I understand how to do it and i've gotten every problem right so far but i can't see where my error is in this problem. Can someone point it out? I use a variation of the formula to make it easier on myself. The equations are y=x^2 and y =4x-x^2. They intersect at (0,0) and (2,4). It says to revolve the region to find the volume of the solid about the line y=6. That means that the total volume is pi * integral 6^2 from 0 to 2 with respect to x. Then minus the area of the open area... which would be pi*integral (6-(4x-x^2))^2 from 0 to 2 with respect to x and also subtract pi*integral (6-x^2)^2 from 0 to 2 with respect to x.
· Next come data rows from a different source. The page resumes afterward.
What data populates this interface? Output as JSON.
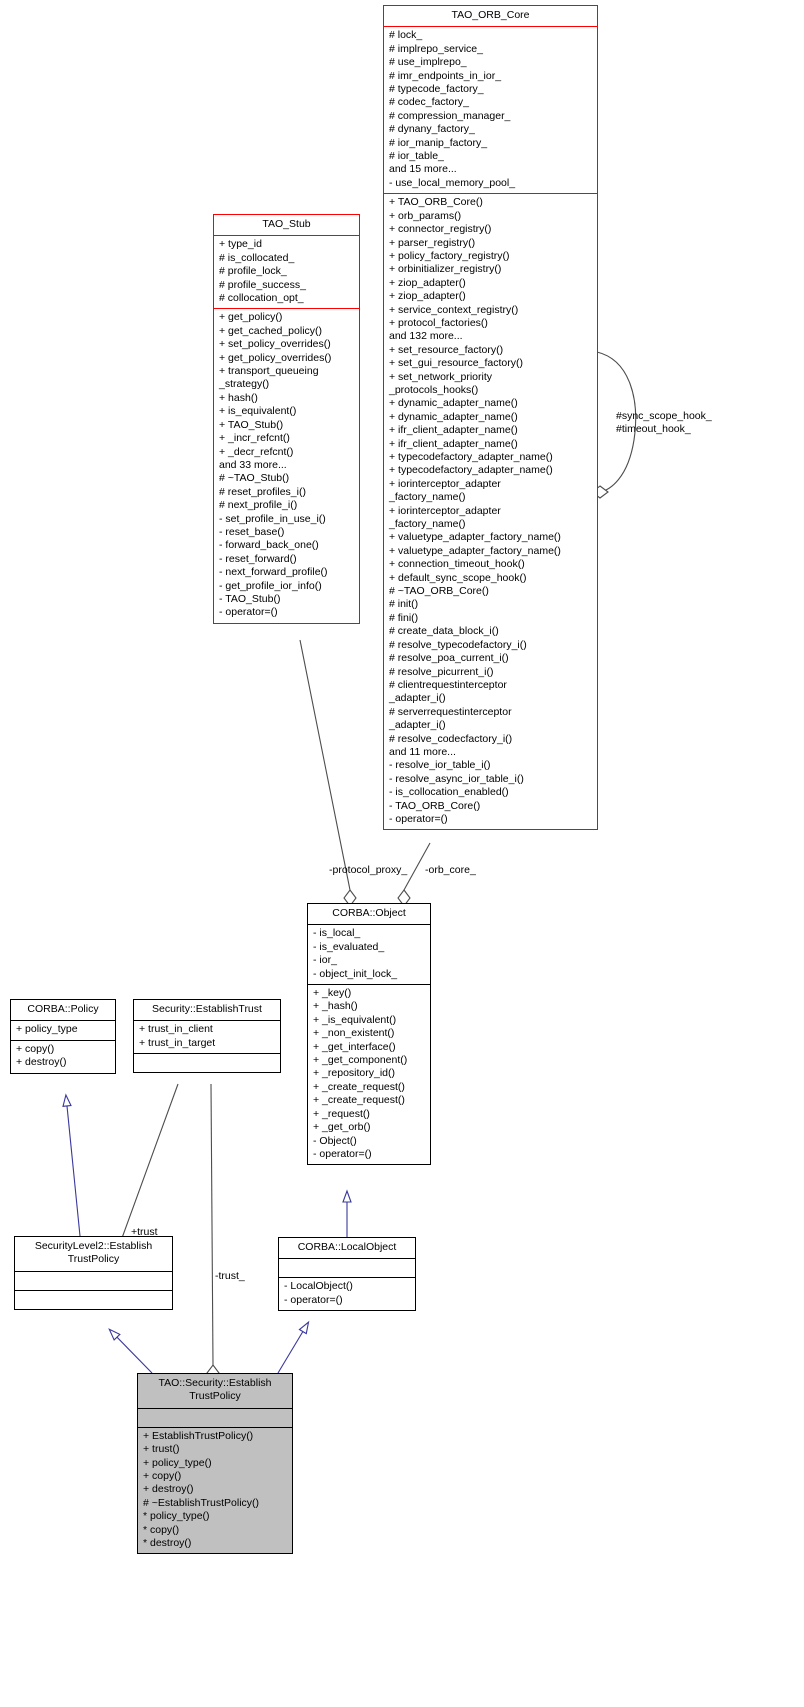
{
  "diagram": {
    "kind": "uml-class-diagram",
    "title": "TAO::Security::EstablishTrustPolicy collaboration diagram",
    "colors": {
      "node_border": "#000000",
      "highlight_border": "#ff0000",
      "selected_fill": "#c0c0c0",
      "inheritance_edge": "#38379c",
      "association_edge": "#4d4d4d",
      "background": "#ffffff"
    }
  },
  "nodes": {
    "tao_orb_core": {
      "name": "TAO_ORB_Core",
      "attributes": [
        "# lock_",
        "# implrepo_service_",
        "# use_implrepo_",
        "# imr_endpoints_in_ior_",
        "# typecode_factory_",
        "# codec_factory_",
        "# compression_manager_",
        "# dynany_factory_",
        "# ior_manip_factory_",
        "# ior_table_",
        "and 15 more...",
        "- use_local_memory_pool_"
      ],
      "operations": [
        "+ TAO_ORB_Core()",
        "+ orb_params()",
        "+ connector_registry()",
        "+ parser_registry()",
        "+ policy_factory_registry()",
        "+ orbinitializer_registry()",
        "+ ziop_adapter()",
        "+ ziop_adapter()",
        "+ service_context_registry()",
        "+ protocol_factories()",
        "and 132 more...",
        "+ set_resource_factory()",
        "+ set_gui_resource_factory()",
        "+ set_network_priority\n_protocols_hooks()",
        "+ dynamic_adapter_name()",
        "+ dynamic_adapter_name()",
        "+ ifr_client_adapter_name()",
        "+ ifr_client_adapter_name()",
        "+ typecodefactory_adapter_name()",
        "+ typecodefactory_adapter_name()",
        "+ iorinterceptor_adapter\n_factory_name()",
        "+ iorinterceptor_adapter\n_factory_name()",
        "+ valuetype_adapter_factory_name()",
        "+ valuetype_adapter_factory_name()",
        "+ connection_timeout_hook()",
        "+ default_sync_scope_hook()",
        "# ~TAO_ORB_Core()",
        "# init()",
        "# fini()",
        "# create_data_block_i()",
        "# resolve_typecodefactory_i()",
        "# resolve_poa_current_i()",
        "# resolve_picurrent_i()",
        "# clientrequestinterceptor\n_adapter_i()",
        "# serverrequestinterceptor\n_adapter_i()",
        "# resolve_codecfactory_i()",
        "and 11 more...",
        "- resolve_ior_table_i()",
        "- resolve_async_ior_table_i()",
        "- is_collocation_enabled()",
        "- TAO_ORB_Core()",
        "- operator=()"
      ]
    },
    "tao_stub": {
      "name": "TAO_Stub",
      "attributes": [
        "+ type_id",
        "# is_collocated_",
        "# profile_lock_",
        "# profile_success_",
        "# collocation_opt_"
      ],
      "operations": [
        "+ get_policy()",
        "+ get_cached_policy()",
        "+ set_policy_overrides()",
        "+ get_policy_overrides()",
        "+ transport_queueing\n_strategy()",
        "+ hash()",
        "+ is_equivalent()",
        "+ TAO_Stub()",
        "+ _incr_refcnt()",
        "+ _decr_refcnt()",
        "and 33 more...",
        "# ~TAO_Stub()",
        "# reset_profiles_i()",
        "# next_profile_i()",
        "- set_profile_in_use_i()",
        "- reset_base()",
        "- forward_back_one()",
        "- reset_forward()",
        "- next_forward_profile()",
        "- get_profile_ior_info()",
        "- TAO_Stub()",
        "- operator=()"
      ]
    },
    "corba_object": {
      "name": "CORBA::Object",
      "attributes": [
        "- is_local_",
        "- is_evaluated_",
        "- ior_",
        "- object_init_lock_"
      ],
      "operations": [
        "+ _key()",
        "+ _hash()",
        "+ _is_equivalent()",
        "+ _non_existent()",
        "+ _get_interface()",
        "+ _get_component()",
        "+ _repository_id()",
        "+ _create_request()",
        "+ _create_request()",
        "+ _request()",
        "+ _get_orb()",
        "- Object()",
        "- operator=()"
      ]
    },
    "corba_policy": {
      "name": "CORBA::Policy",
      "attributes": [
        "+ policy_type"
      ],
      "operations": [
        "+ copy()",
        "+ destroy()"
      ]
    },
    "security_establish_trust": {
      "name": "Security::EstablishTrust",
      "attributes": [
        "+ trust_in_client",
        "+ trust_in_target"
      ],
      "operations": []
    },
    "security_level2_establish_trust_policy": {
      "name": "SecurityLevel2::Establish\nTrustPolicy",
      "attributes": [],
      "operations": []
    },
    "corba_localobject": {
      "name": "CORBA::LocalObject",
      "attributes": [],
      "operations": [
        "- LocalObject()",
        "- operator=()"
      ]
    },
    "tao_security_establish_trust_policy": {
      "name": "TAO::Security::Establish\nTrustPolicy",
      "attributes": [],
      "operations": [
        "+ EstablishTrustPolicy()",
        "+ trust()",
        "+ policy_type()",
        "+ copy()",
        "+ destroy()",
        "# ~EstablishTrustPolicy()",
        "* policy_type()",
        "* copy()",
        "* destroy()"
      ]
    }
  },
  "edge_labels": {
    "sync_scope_timeout_hook": "#sync_scope_hook_\n#timeout_hook_",
    "protocol_proxy": "-protocol_proxy_",
    "orb_core": "-orb_core_",
    "trust_plus": "+trust",
    "trust_underscore": "-trust_"
  }
}
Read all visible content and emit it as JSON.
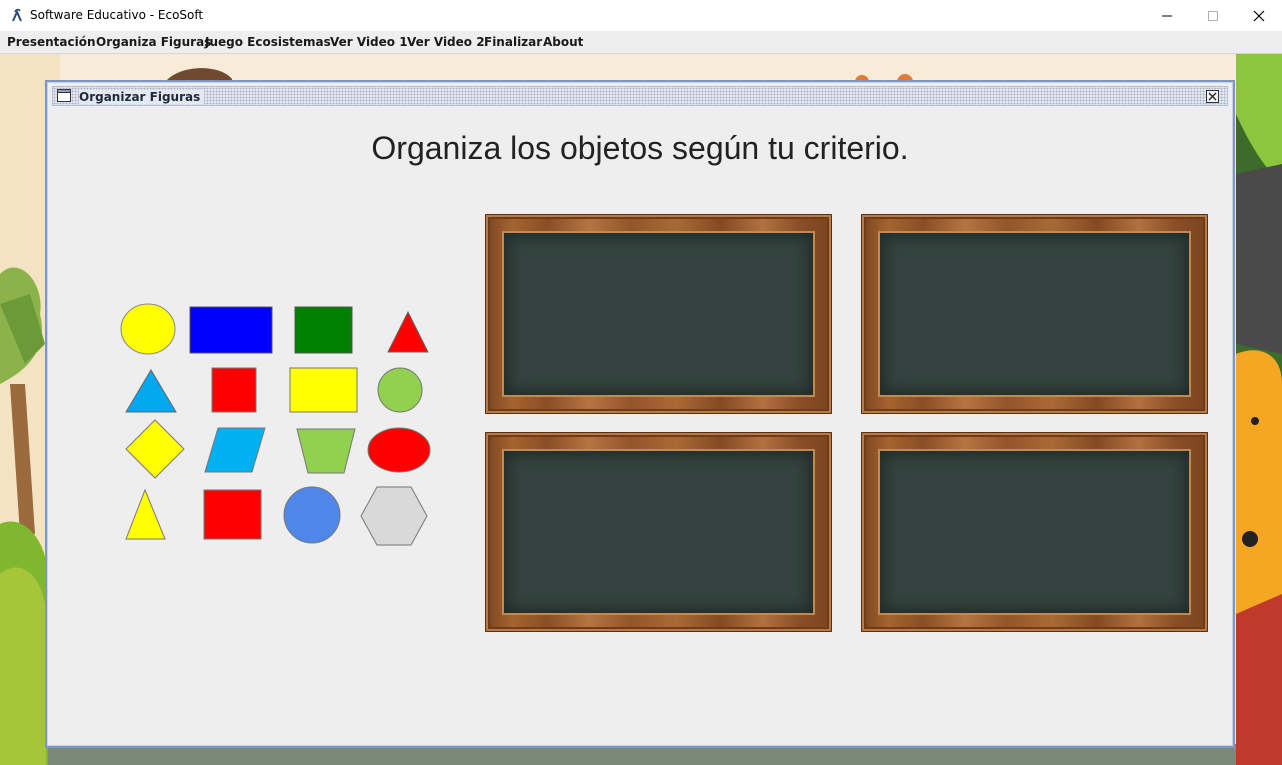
{
  "window": {
    "title": "Software Educativo - EcoSoft",
    "controls": [
      "minimize",
      "maximize",
      "close"
    ]
  },
  "menu": {
    "items": [
      {
        "label": "Presentación"
      },
      {
        "label": "Organiza Figuras"
      },
      {
        "label": "Juego Ecosistemas"
      },
      {
        "label": "Ver Video 1"
      },
      {
        "label": "Ver Video 2"
      },
      {
        "label": "Finalizar"
      },
      {
        "label": "About"
      }
    ]
  },
  "internal_frame": {
    "title": "Organizar Figuras",
    "heading": "Organiza los objetos según tu criterio."
  },
  "shapes": [
    {
      "kind": "circle",
      "color": "#ffff00"
    },
    {
      "kind": "rectangle",
      "color": "#0000ff"
    },
    {
      "kind": "square",
      "color": "#008000"
    },
    {
      "kind": "triangle",
      "color": "#ff0000"
    },
    {
      "kind": "triangle",
      "color": "#00a8f0"
    },
    {
      "kind": "square",
      "color": "#ff0000"
    },
    {
      "kind": "rectangle",
      "color": "#ffff00"
    },
    {
      "kind": "circle",
      "color": "#92d050"
    },
    {
      "kind": "diamond",
      "color": "#ffff00"
    },
    {
      "kind": "parallelogram",
      "color": "#00b0f0"
    },
    {
      "kind": "trapezoid",
      "color": "#92d050"
    },
    {
      "kind": "ellipse",
      "color": "#ff0000"
    },
    {
      "kind": "triangle",
      "color": "#ffff00"
    },
    {
      "kind": "square",
      "color": "#ff0000"
    },
    {
      "kind": "circle",
      "color": "#4f86e8"
    },
    {
      "kind": "hexagon",
      "color": "#d9d9d9"
    }
  ],
  "boards": [
    {
      "name": "board-1"
    },
    {
      "name": "board-2"
    },
    {
      "name": "board-3"
    },
    {
      "name": "board-4"
    }
  ]
}
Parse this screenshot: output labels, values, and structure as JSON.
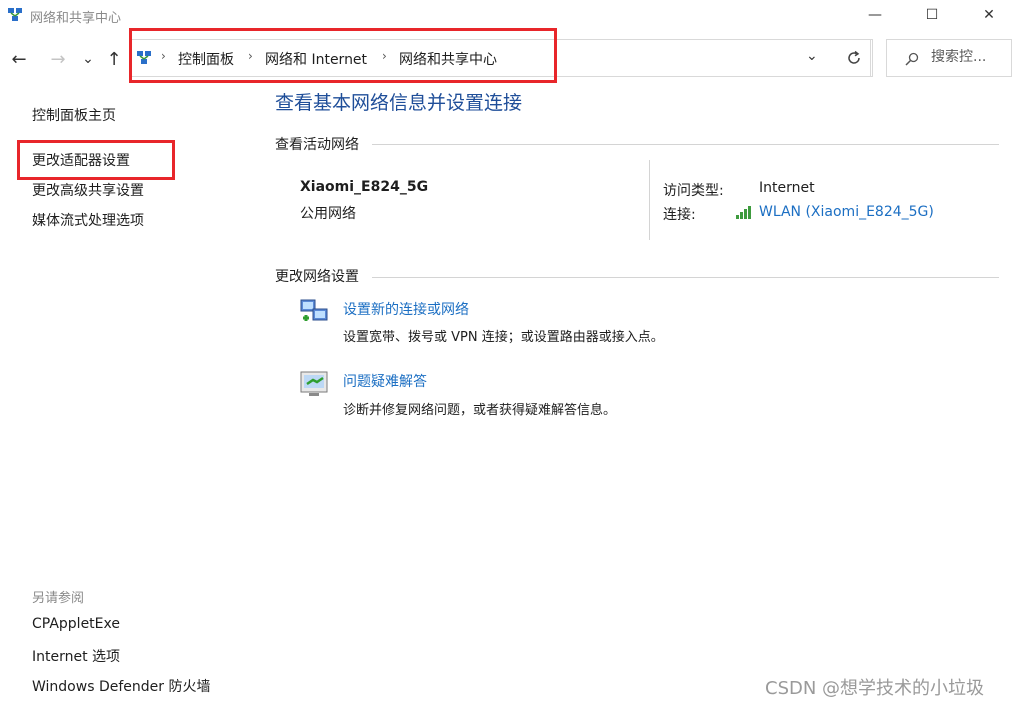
{
  "window": {
    "title": "网络和共享中心",
    "caption": {
      "minimize": "—",
      "maximize": "☐",
      "close": "✕"
    }
  },
  "nav": {
    "back": "←",
    "forward": "→",
    "recent": "⌄",
    "up": "↑"
  },
  "address": {
    "crumbs": [
      "控制面板",
      "网络和 Internet",
      "网络和共享中心"
    ],
    "separator": "›",
    "dropdown": "⌄"
  },
  "search": {
    "placeholder": "搜索控..."
  },
  "left_pane": {
    "links": [
      "控制面板主页",
      "更改适配器设置",
      "更改高级共享设置",
      "媒体流式处理选项"
    ],
    "see_also_heading": "另请参阅",
    "see_also": [
      "CPAppletExe",
      "Internet 选项",
      "Windows Defender 防火墙"
    ]
  },
  "main": {
    "title": "查看基本网络信息并设置连接",
    "active_heading": "查看活动网络",
    "network": {
      "name": "Xiaomi_E824_5G",
      "category": "公用网络",
      "access_label": "访问类型:",
      "access_value": "Internet",
      "conn_label": "连接:",
      "conn_value": "WLAN (Xiaomi_E824_5G)"
    },
    "change_heading": "更改网络设置",
    "tasks": [
      {
        "title": "设置新的连接或网络",
        "desc": "设置宽带、拨号或 VPN 连接；或设置路由器或接入点。"
      },
      {
        "title": "问题疑难解答",
        "desc": "诊断并修复网络问题，或者获得疑难解答信息。"
      }
    ]
  },
  "watermark": "CSDN @想学技术的小垃圾",
  "colors": {
    "link": "#1c6fc3",
    "title": "#1f4e99",
    "highlight": "#e8262a"
  }
}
Where is my error. The correct answer is 64pi/3.

2. Here's your set up.

$\displaystyle {\pi}\int_{0}^{2}\left[(6-x^{2})^{2}-(6-(4x-x^{2}))^{2}\right]dx$

$\displaystyle {\pi}\int_{0}^{2}\left[8x^{3}-40x^{2}+48x\right]dx$

Just for fun, here's the shells method also:

$\displaystyle 2{\pi}\int_{0}^{4}(y-6)(-\sqrt{4-y}+2-\sqrt{y})dy$

3. thanks i haven't learned the shell method yet. Is it easier?

4. i see yours. Inner minus outer. I just don't understand why my variation doesnt work

5. If your method is the same as I showed, then you probably just have a arithmetic error. That's mostly the problem.

Yes, sometimes the shells method is easier, sometimes not. Depends.